Integrated Farmyard System

The very heart of the holding, both in terms of management and practical production, is a group of facilities whose close and reciprocal relationship with one another effectively makes them one single integrated unit.

This group is best viewed as a single entity which has identifiable consituent elements, all of which provide an essential role, or create essential materials, for the use of its neighbouring elements in order that the integrated farmyard, and therefore the farm as a whole, can function.

This reciprocal arrangement of inextricably linked facets within the production system epitomises, in a nutshell, the metabolic approach that informs the farms aims and objectives, and the closely allied relationship of its production system to that of the natural systems within which it operates.

The individual elements within this integrated farmyard system comprise, at its centre, the two most intensive horticultural production units, these are the ‘commercial greenhouse’ and the ‘mobile polytunnel area’. These together provide a flexible intensity range of highly productive growing spaces from fulled heated and winter lighted through undersoil heated and protected, to cooler hardening off areas, which gives all of the necessary options required for year round intensive production of high value horticultutral produce within the farms transplant based husbandry system.
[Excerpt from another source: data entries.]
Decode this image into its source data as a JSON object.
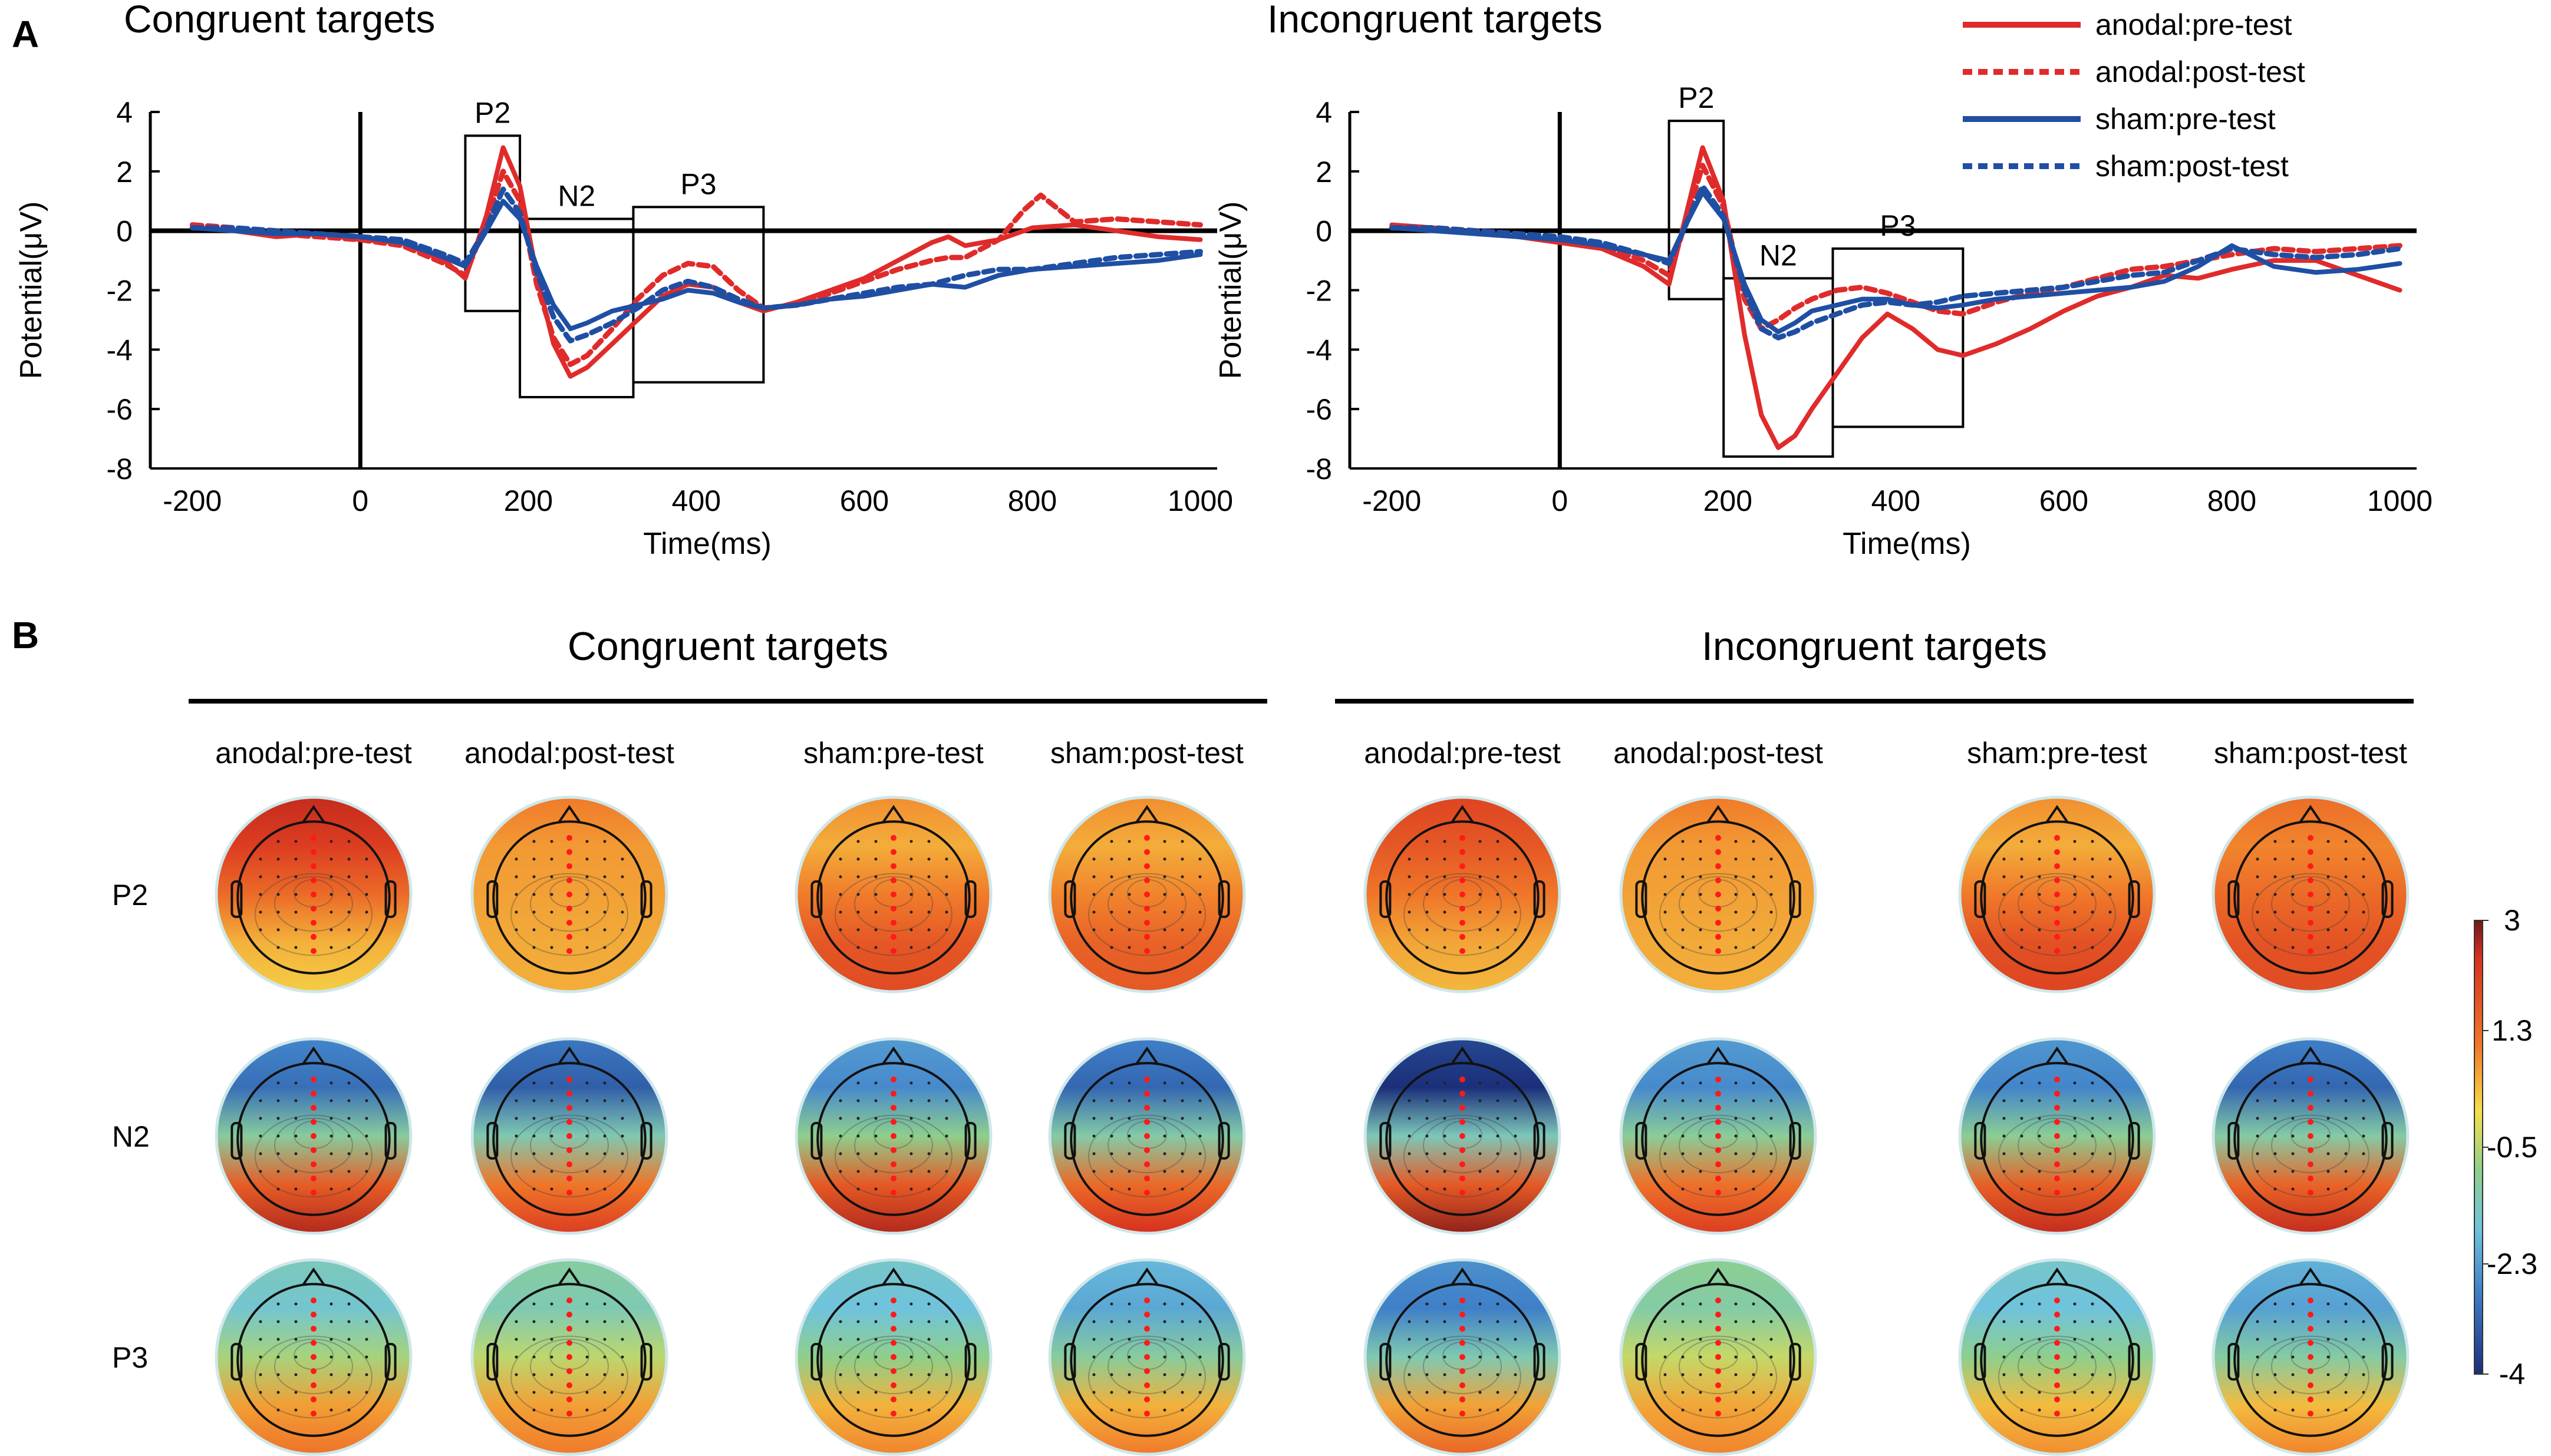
{
  "panel_a_label": "A",
  "panel_b_label": "B",
  "colors": {
    "anodal": "#e02b2b",
    "sham": "#1f4fa3",
    "axis": "#000000"
  },
  "chart_data": [
    {
      "type": "line",
      "title": "Congruent targets",
      "xlabel": "Time(ms)",
      "ylabel": "Potential(μV)",
      "xlim": [
        -250,
        1020
      ],
      "ylim": [
        -8,
        4
      ],
      "xticks": [
        -200,
        0,
        200,
        400,
        600,
        800,
        1000
      ],
      "yticks": [
        4,
        2,
        0,
        -2,
        -4,
        -6,
        -8
      ],
      "windows": [
        {
          "label": "P2",
          "x": [
            125,
            190
          ],
          "y": [
            -2.7,
            3.2
          ]
        },
        {
          "label": "N2",
          "x": [
            190,
            325
          ],
          "y": [
            -5.6,
            0.4
          ]
        },
        {
          "label": "P3",
          "x": [
            325,
            480
          ],
          "y": [
            -5.1,
            0.8
          ]
        }
      ],
      "series": [
        {
          "name": "anodal:pre-test",
          "x": [
            -200,
            -150,
            -100,
            -50,
            0,
            50,
            100,
            125,
            150,
            170,
            190,
            210,
            230,
            250,
            270,
            300,
            330,
            360,
            390,
            420,
            450,
            480,
            520,
            560,
            600,
            640,
            680,
            700,
            720,
            760,
            800,
            850,
            900,
            950,
            1000
          ],
          "y": [
            0.1,
            0,
            -0.2,
            -0.1,
            -0.3,
            -0.4,
            -1.0,
            -1.6,
            0.5,
            2.8,
            1.5,
            -1.5,
            -3.8,
            -4.9,
            -4.6,
            -3.8,
            -3.0,
            -2.2,
            -1.8,
            -1.9,
            -2.4,
            -2.7,
            -2.4,
            -2.0,
            -1.6,
            -1.0,
            -0.4,
            -0.2,
            -0.5,
            -0.3,
            0.1,
            0.2,
            0.0,
            -0.2,
            -0.3
          ]
        },
        {
          "name": "anodal:post-test",
          "x": [
            -200,
            -150,
            -100,
            -50,
            0,
            50,
            100,
            125,
            150,
            170,
            190,
            210,
            230,
            250,
            270,
            300,
            330,
            360,
            390,
            420,
            450,
            480,
            520,
            560,
            600,
            640,
            680,
            700,
            720,
            760,
            790,
            810,
            850,
            900,
            950,
            1000
          ],
          "y": [
            0.2,
            0.1,
            -0.1,
            -0.2,
            -0.3,
            -0.5,
            -1.1,
            -1.5,
            0.3,
            2.0,
            1.0,
            -1.8,
            -3.6,
            -4.5,
            -4.2,
            -3.3,
            -2.3,
            -1.5,
            -1.1,
            -1.2,
            -2.0,
            -2.6,
            -2.5,
            -2.1,
            -1.7,
            -1.3,
            -1.0,
            -0.9,
            -0.9,
            -0.3,
            0.7,
            1.2,
            0.3,
            0.4,
            0.3,
            0.2
          ]
        },
        {
          "name": "sham:pre-test",
          "x": [
            -200,
            -150,
            -100,
            -50,
            0,
            50,
            100,
            125,
            150,
            170,
            190,
            210,
            230,
            250,
            270,
            300,
            330,
            360,
            390,
            420,
            450,
            480,
            520,
            560,
            600,
            640,
            680,
            720,
            760,
            800,
            850,
            900,
            950,
            1000
          ],
          "y": [
            0.1,
            0,
            -0.1,
            -0.1,
            -0.2,
            -0.4,
            -0.9,
            -1.2,
            0,
            1.0,
            0.4,
            -1.2,
            -2.5,
            -3.3,
            -3.1,
            -2.7,
            -2.5,
            -2.3,
            -2.0,
            -2.1,
            -2.4,
            -2.6,
            -2.5,
            -2.3,
            -2.2,
            -2.0,
            -1.8,
            -1.9,
            -1.5,
            -1.3,
            -1.2,
            -1.1,
            -1.0,
            -0.8
          ]
        },
        {
          "name": "sham:post-test",
          "x": [
            -200,
            -150,
            -100,
            -50,
            0,
            50,
            100,
            125,
            150,
            170,
            190,
            210,
            230,
            250,
            270,
            300,
            330,
            360,
            390,
            420,
            450,
            480,
            520,
            560,
            600,
            640,
            680,
            720,
            760,
            800,
            850,
            900,
            950,
            1000
          ],
          "y": [
            0.1,
            0.1,
            0,
            -0.1,
            -0.2,
            -0.3,
            -0.8,
            -1.1,
            0.1,
            1.4,
            0.6,
            -1.4,
            -2.9,
            -3.7,
            -3.5,
            -3.1,
            -2.6,
            -2.0,
            -1.7,
            -1.9,
            -2.3,
            -2.6,
            -2.5,
            -2.3,
            -2.1,
            -1.9,
            -1.8,
            -1.5,
            -1.3,
            -1.3,
            -1.1,
            -0.9,
            -0.8,
            -0.7
          ]
        }
      ]
    },
    {
      "type": "line",
      "title": "Incongruent targets",
      "xlabel": "Time(ms)",
      "ylabel": "Potential(μV)",
      "xlim": [
        -250,
        1020
      ],
      "ylim": [
        -8,
        4
      ],
      "xticks": [
        -200,
        0,
        200,
        400,
        600,
        800,
        1000
      ],
      "yticks": [
        4,
        2,
        0,
        -2,
        -4,
        -6,
        -8
      ],
      "windows": [
        {
          "label": "P2",
          "x": [
            130,
            195
          ],
          "y": [
            -2.3,
            3.7
          ]
        },
        {
          "label": "N2",
          "x": [
            195,
            325
          ],
          "y": [
            -7.6,
            -1.6
          ]
        },
        {
          "label": "P3",
          "x": [
            325,
            480
          ],
          "y": [
            -6.6,
            -0.6
          ]
        }
      ],
      "series": [
        {
          "name": "anodal:pre-test",
          "x": [
            -200,
            -150,
            -100,
            -50,
            0,
            50,
            100,
            130,
            150,
            170,
            195,
            220,
            240,
            260,
            280,
            300,
            330,
            360,
            390,
            420,
            450,
            480,
            520,
            560,
            600,
            640,
            680,
            720,
            760,
            800,
            850,
            900,
            950,
            1000
          ],
          "y": [
            0.2,
            0.1,
            -0.1,
            -0.2,
            -0.4,
            -0.6,
            -1.2,
            -1.8,
            0.5,
            2.8,
            1.0,
            -3.5,
            -6.2,
            -7.3,
            -6.9,
            -6.0,
            -4.8,
            -3.6,
            -2.8,
            -3.3,
            -4.0,
            -4.2,
            -3.8,
            -3.3,
            -2.7,
            -2.2,
            -1.9,
            -1.5,
            -1.6,
            -1.3,
            -1.0,
            -1.0,
            -1.5,
            -2.0
          ]
        },
        {
          "name": "anodal:post-test",
          "x": [
            -200,
            -150,
            -100,
            -50,
            0,
            50,
            100,
            130,
            150,
            170,
            195,
            220,
            240,
            260,
            280,
            300,
            330,
            360,
            390,
            420,
            450,
            480,
            520,
            560,
            600,
            640,
            680,
            720,
            760,
            800,
            850,
            900,
            950,
            1000
          ],
          "y": [
            0.1,
            0.1,
            0,
            -0.1,
            -0.3,
            -0.5,
            -1.0,
            -1.5,
            0.3,
            2.2,
            0.8,
            -2.3,
            -3.3,
            -3.0,
            -2.6,
            -2.3,
            -2.0,
            -1.9,
            -2.1,
            -2.4,
            -2.7,
            -2.8,
            -2.4,
            -2.1,
            -1.9,
            -1.6,
            -1.3,
            -1.2,
            -1.0,
            -0.8,
            -0.6,
            -0.7,
            -0.6,
            -0.5
          ]
        },
        {
          "name": "sham:pre-test",
          "x": [
            -200,
            -150,
            -100,
            -50,
            0,
            50,
            100,
            130,
            150,
            170,
            195,
            220,
            240,
            260,
            280,
            300,
            330,
            360,
            390,
            420,
            450,
            480,
            520,
            560,
            600,
            640,
            680,
            720,
            760,
            800,
            850,
            900,
            950,
            1000
          ],
          "y": [
            0.1,
            0,
            -0.1,
            -0.2,
            -0.3,
            -0.5,
            -0.8,
            -1.0,
            0.2,
            1.3,
            0.4,
            -1.8,
            -3.0,
            -3.4,
            -3.1,
            -2.7,
            -2.5,
            -2.3,
            -2.3,
            -2.5,
            -2.6,
            -2.5,
            -2.3,
            -2.2,
            -2.1,
            -2.0,
            -1.9,
            -1.7,
            -1.2,
            -0.5,
            -1.2,
            -1.4,
            -1.3,
            -1.1
          ]
        },
        {
          "name": "sham:post-test",
          "x": [
            -200,
            -150,
            -100,
            -50,
            0,
            50,
            100,
            130,
            150,
            170,
            195,
            220,
            240,
            260,
            280,
            300,
            330,
            360,
            390,
            420,
            450,
            480,
            520,
            560,
            600,
            640,
            680,
            720,
            760,
            800,
            850,
            900,
            950,
            1000
          ],
          "y": [
            0.1,
            0.1,
            0,
            -0.1,
            -0.2,
            -0.4,
            -0.8,
            -1.1,
            0.2,
            1.5,
            0.5,
            -2.0,
            -3.3,
            -3.6,
            -3.4,
            -3.1,
            -2.8,
            -2.5,
            -2.4,
            -2.5,
            -2.4,
            -2.2,
            -2.1,
            -2.0,
            -1.9,
            -1.7,
            -1.5,
            -1.4,
            -1.0,
            -0.6,
            -0.8,
            -0.9,
            -0.8,
            -0.6
          ]
        }
      ]
    },
    {
      "type": "heatmap",
      "subtype": "scalp-topography",
      "groups": [
        "Congruent targets",
        "Incongruent targets"
      ],
      "columns": [
        "anodal:pre-test",
        "anodal:post-test",
        "sham:pre-test",
        "sham:post-test"
      ],
      "rows": [
        "P2",
        "N2",
        "P3"
      ],
      "colorbar": {
        "ticks": [
          "3",
          "1.3",
          "-0.5",
          "-2.3",
          "-4"
        ],
        "range": [
          -4,
          3
        ]
      },
      "maps": [
        [
          [
            {
              "f": 2.2,
              "b": 0.5
            },
            {
              "f": 1.0,
              "b": 0.8
            },
            {
              "f": 0.8,
              "b": 2.0
            },
            {
              "f": 0.8,
              "b": 1.8
            },
            {
              "f": 1.8,
              "b": 0.7
            },
            {
              "f": 1.0,
              "b": 0.8
            },
            {
              "f": 0.8,
              "b": 2.1
            },
            {
              "f": 1.2,
              "b": 2.0
            }
          ],
          [
            {
              "f": -3.2,
              "b": 2.6
            },
            {
              "f": -3.4,
              "b": 2.2
            },
            {
              "f": -2.8,
              "b": 2.6
            },
            {
              "f": -3.3,
              "b": 2.4
            },
            {
              "f": -4.0,
              "b": 2.8
            },
            {
              "f": -2.8,
              "b": 2.2
            },
            {
              "f": -2.9,
              "b": 2.5
            },
            {
              "f": -3.3,
              "b": 2.5
            }
          ],
          [
            {
              "f": -1.6,
              "b": 1.4
            },
            {
              "f": -1.2,
              "b": 1.3
            },
            {
              "f": -1.8,
              "b": 1.2
            },
            {
              "f": -2.3,
              "b": 1.3
            },
            {
              "f": -3.0,
              "b": 1.6
            },
            {
              "f": -1.0,
              "b": 1.2
            },
            {
              "f": -1.8,
              "b": 1.1
            },
            {
              "f": -2.4,
              "b": 1.2
            }
          ]
        ]
      ]
    }
  ]
}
Clustered around this two part core are the other essential facilities that allow it to function. These are the ‘pig finishing yards’ which use the final fattening stage of the farm’s pork enterprise to provide fuel for heating the greenhose and a constituent part of the essential soil block production system. The ‘compost making building’ which converts soiled bedding from the finishing yards, vegetative waste from the horticultural enterprise as well as other on-site organic matter, into the other constituent part of ther soil blocks, for greenhouse and polytunnel use.
The ‘seed growing and saving area’ adjacent to the dwelling which provides a huge range of open pollinated and non hybrid seeds as the bassi for all grown production, and finally the intensive, ‘field scale bed area’, which is where part grown crops are transpalnted in order to provide harvestable produce from the polytunnel area, which itself provides animal fodder, marketable produce and also vegetative waste for the compost bays, therefore completing the cycle of production.

As can be seen from a graphic representation of the way this area functions, it provides for its own needs in various metabolisable forms, and draws profitable market production in the form of vegetables and pork as a by product of the sytems successfull functioning, therefore doing so at significantly reduced cost and secure margins.

This is the ethos of our whole, environmentally and economically sustainable model.